"XML is the new carrier of mainstream viruses and worms, allowing all sorts of malware to bypass firewalls and desktop antivirus scanners and allowing hackers to cloak their attacks. This affects all networks -- even enterprises not yet utilizing Web services are vulnerable and may be unknowingly spreading viruses through their packaged business applications. We are pleased to partner with CA to head off the emerging threat factor of `XML-malware' with proven antivirus technology in an easy-to-manage and cost-effective system," said Wes Swenson, CEO of Forum Systems.
"XML-based applications and service-oriented IT environments are engendering new threats and vulnerabilities that require updated security strategies and technologies," said Sam Curry, vice president of eTrust security management at CA. "By partnering with CA, Forum is offering a unique and effective solution for the Web service security challenge -- one that significantly reduces risk and security-related IT workloads."

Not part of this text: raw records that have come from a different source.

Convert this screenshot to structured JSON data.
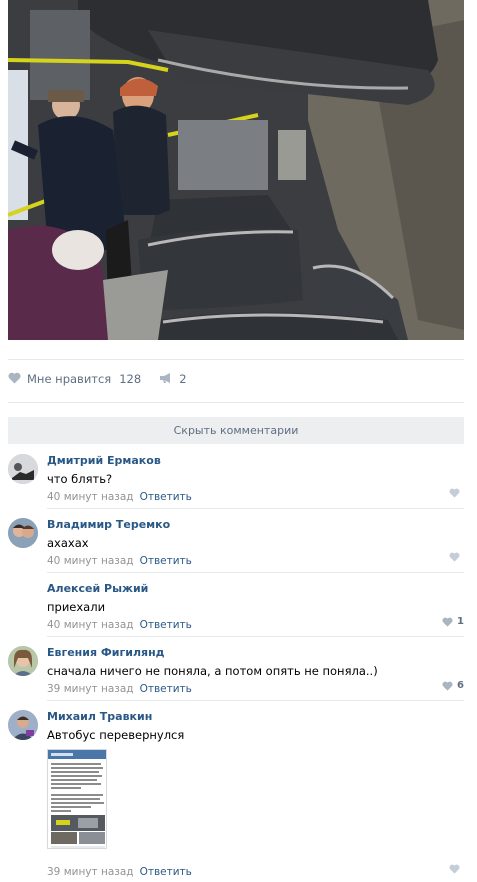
{
  "post": {
    "likes_label": "Мне нравится",
    "likes_count": "128",
    "reposts_count": "2"
  },
  "hide_comments_label": "Скрыть комментарии",
  "comments": [
    {
      "author": "Дмитрий Ермаков",
      "text": "что блять?",
      "time": "40 минут назад",
      "reply": "Ответить",
      "likes": ""
    },
    {
      "author": "Владимир Теремко",
      "text": "ахахах",
      "time": "40 минут назад",
      "reply": "Ответить",
      "likes": ""
    },
    {
      "author": "Алексей Рыжий",
      "text": "приехали",
      "time": "40 минут назад",
      "reply": "Ответить",
      "likes": "1"
    },
    {
      "author": "Евгения Фигилянд",
      "text": "сначала ничего не поняла, а потом опять не поняла..)",
      "time": "39 минут назад",
      "reply": "Ответить",
      "likes": "6"
    },
    {
      "author": "Михаил Травкин",
      "text": "Автобус перевернулся",
      "time": "39 минут назад",
      "reply": "Ответить",
      "likes": ""
    }
  ],
  "colors": {
    "link": "#2a5885",
    "muted": "#939393",
    "action": "#5e6f82",
    "bar": "#edeef0"
  },
  "icons": {
    "like": "heart-icon",
    "repost": "megaphone-icon"
  }
}
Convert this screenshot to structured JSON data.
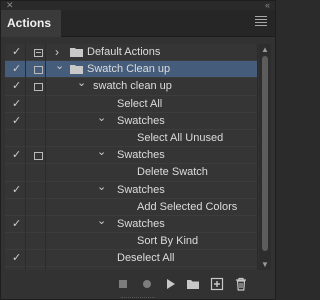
{
  "window": {
    "close_glyph": "✕",
    "collapse_glyph": "‹‹"
  },
  "tab": {
    "label": "Actions"
  },
  "rows": [
    {
      "label": "Default Actions",
      "checked": true,
      "dialog": "toggle-on",
      "expand": "collapsed",
      "indent": 0,
      "folder": true,
      "selected": false
    },
    {
      "label": "Swatch Clean up",
      "checked": true,
      "dialog": "toggle-off",
      "expand": "expanded",
      "indent": 0,
      "folder": true,
      "selected": true
    },
    {
      "label": "swatch clean up",
      "checked": true,
      "dialog": "toggle-off",
      "expand": "expanded",
      "indent": 1,
      "folder": false,
      "selected": false
    },
    {
      "label": "Select All",
      "checked": true,
      "dialog": "",
      "expand": "",
      "indent": 2,
      "folder": false,
      "selected": false
    },
    {
      "label": "Swatches",
      "checked": true,
      "dialog": "",
      "expand": "expanded",
      "indent": 2,
      "folder": false,
      "selected": false
    },
    {
      "label": "Select All Unused",
      "checked": false,
      "dialog": "",
      "expand": "",
      "indent": 3,
      "folder": false,
      "selected": false
    },
    {
      "label": "Swatches",
      "checked": true,
      "dialog": "toggle-off",
      "expand": "expanded",
      "indent": 2,
      "folder": false,
      "selected": false
    },
    {
      "label": "Delete Swatch",
      "checked": false,
      "dialog": "",
      "expand": "",
      "indent": 3,
      "folder": false,
      "selected": false
    },
    {
      "label": "Swatches",
      "checked": true,
      "dialog": "",
      "expand": "expanded",
      "indent": 2,
      "folder": false,
      "selected": false
    },
    {
      "label": "Add Selected Colors",
      "checked": false,
      "dialog": "",
      "expand": "",
      "indent": 3,
      "folder": false,
      "selected": false
    },
    {
      "label": "Swatches",
      "checked": true,
      "dialog": "",
      "expand": "expanded",
      "indent": 2,
      "folder": false,
      "selected": false
    },
    {
      "label": "Sort By Kind",
      "checked": false,
      "dialog": "",
      "expand": "",
      "indent": 3,
      "folder": false,
      "selected": false
    },
    {
      "label": "Deselect All",
      "checked": true,
      "dialog": "",
      "expand": "",
      "indent": 2,
      "folder": false,
      "selected": false
    }
  ],
  "toolbar": {
    "buttons": [
      "stop-icon",
      "record-icon",
      "play-icon",
      "new-set-icon",
      "new-action-icon",
      "delete-icon"
    ]
  },
  "colors": {
    "selected_row": "#455d7a",
    "panel_bg": "#323232"
  }
}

According to a study by Computer Economics (www.computereconomics.com), the cost of worldwide losses from virus attacks is on the rise again, after dipping in 2001 and 2002. In 2004, the cost reached an all-time high of $17.5 billion. These numbers are expected to increase with the growth of extended enterprises and SOAs where businesses are tied together in complex, global networks and exposed to cascading effects of viruses and other malicious software. The damage inflicted by a single attack can snowball to bring down a company's business operations.
According to Gartner analyst Ray Wagner, "As usage of Web services rises, so does the threat of self-replicating attacks on Web services." Gartner estimates that, by 2008, at least 30 percent of enterprises exposing Web services to the Internet will experience successful attacks causing more than four hours of downtime to business-critical functions (0.7 probability).

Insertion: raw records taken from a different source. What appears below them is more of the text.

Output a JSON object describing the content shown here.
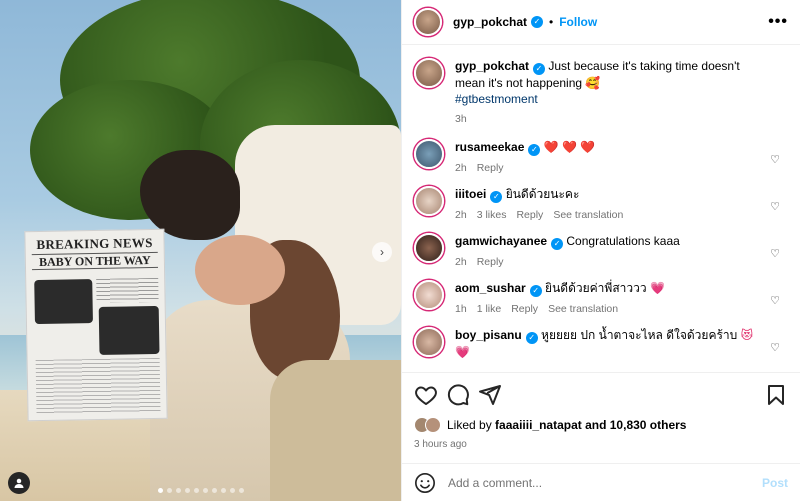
{
  "header": {
    "username": "gyp_pokchat",
    "separator": "•",
    "follow_label": "Follow",
    "more_label": "•••"
  },
  "media": {
    "newspaper_title": "BREAKING NEWS",
    "newspaper_subtitle": "BABY ON THE WAY",
    "next_arrow": "›",
    "carousel_count": 10,
    "carousel_active": 0
  },
  "caption": {
    "username": "gyp_pokchat",
    "text": "Just because it's taking time doesn't mean it's not happening",
    "emoji": "🥰",
    "hashtag": "#gtbestmoment",
    "time": "3h"
  },
  "comments": [
    {
      "username": "rusameekae",
      "text": "",
      "emoji": "❤️ ❤️ ❤️",
      "time": "2h",
      "likes": "",
      "reply": "Reply",
      "translation": ""
    },
    {
      "username": "iiitoei",
      "text": "ยินดีด้วยนะคะ",
      "emoji": "",
      "time": "2h",
      "likes": "3 likes",
      "reply": "Reply",
      "translation": "See translation"
    },
    {
      "username": "gamwichayanee",
      "text": "Congratulations kaaa",
      "emoji": "",
      "time": "2h",
      "likes": "",
      "reply": "Reply",
      "translation": ""
    },
    {
      "username": "aom_sushar",
      "text": "ยินดีด้วยค่าพี่สาววว",
      "emoji": "💗",
      "time": "1h",
      "likes": "1 like",
      "reply": "Reply",
      "translation": "See translation"
    },
    {
      "username": "boy_pisanu",
      "text": "หูยยยย ปก น้ำตาจะไหล ดีใจด้วยคร้าบ",
      "emoji": "😻 💗",
      "time": "",
      "likes": "",
      "reply": "",
      "translation": ""
    }
  ],
  "likes": {
    "prefix": "Liked by",
    "user": "faaaiiii_natapat",
    "suffix": "and 10,830 others"
  },
  "posted_ago": "3 hours ago",
  "add_comment": {
    "placeholder": "Add a comment...",
    "post_label": "Post"
  },
  "colors": {
    "accent": "#0095f6",
    "secondary_text": "#737373",
    "divider": "#efefef",
    "story_ring": "#d62976",
    "hashtag": "#00376b"
  }
}
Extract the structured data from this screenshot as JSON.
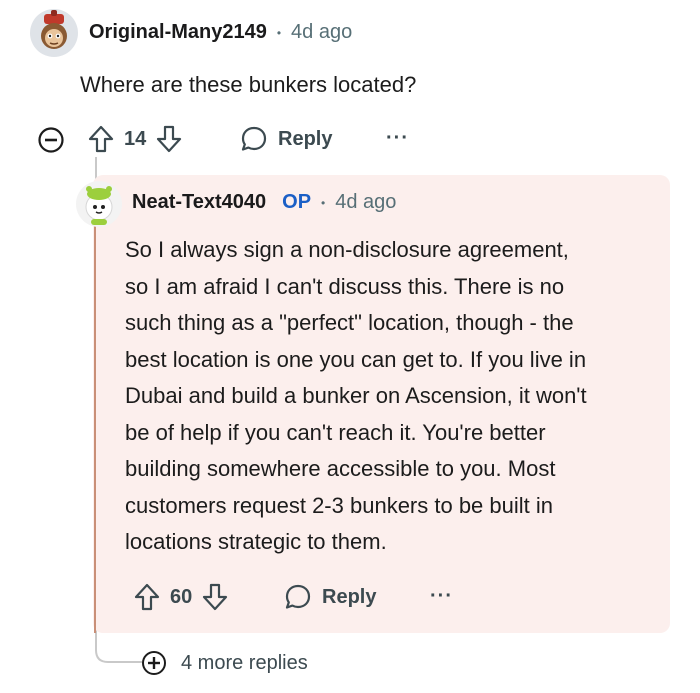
{
  "parent": {
    "username": "Original-Many2149",
    "separator": "•",
    "time": "4d ago",
    "text": "Where are these bunkers located?",
    "score": "14",
    "reply_label": "Reply",
    "more_label": "···"
  },
  "child": {
    "username": "Neat-Text4040",
    "op_badge": "OP",
    "separator": "•",
    "time": "4d ago",
    "lines": [
      "So I always sign a non-disclosure agreement,",
      "so I am afraid I can't discuss this. There is no",
      "such thing as a \"perfect\" location, though - the",
      "best location is one you can get to. If you live in",
      "Dubai and build a bunker on Ascension, it won't",
      "be of help if you can't reach it. You're better",
      "building somewhere accessible to you. Most",
      "customers request 2-3 bunkers to be built in",
      "locations strategic to them."
    ],
    "score": "60",
    "reply_label": "Reply",
    "more_label": "···"
  },
  "more_replies": "4 more replies",
  "colors": {
    "card_bg": "#fcefed",
    "op_blue": "#1b5fc6",
    "thread_line": "#c9c9c9",
    "text": "#1c1c1c",
    "meta": "#576f76"
  }
}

XML risk mitigation strategies have heretofore focused on guarding internal IT resources such as Web servers, database servers or PCs. Forum System points out that, in a well-connected world, a strategy that is biased towards trust-only mechanisms is dangerously one-sided and does not adequately protect against new methods of cyber security attacks.
Added Swenson, "Well-orchestrated threat protection solutions are the only way companies can limit enterprise exposure. By starting with threat protection as a best practice, enterprises can reduce 80 percent of their Web services risk at a fraction of the cost and effort of more complex internal trust management solutions."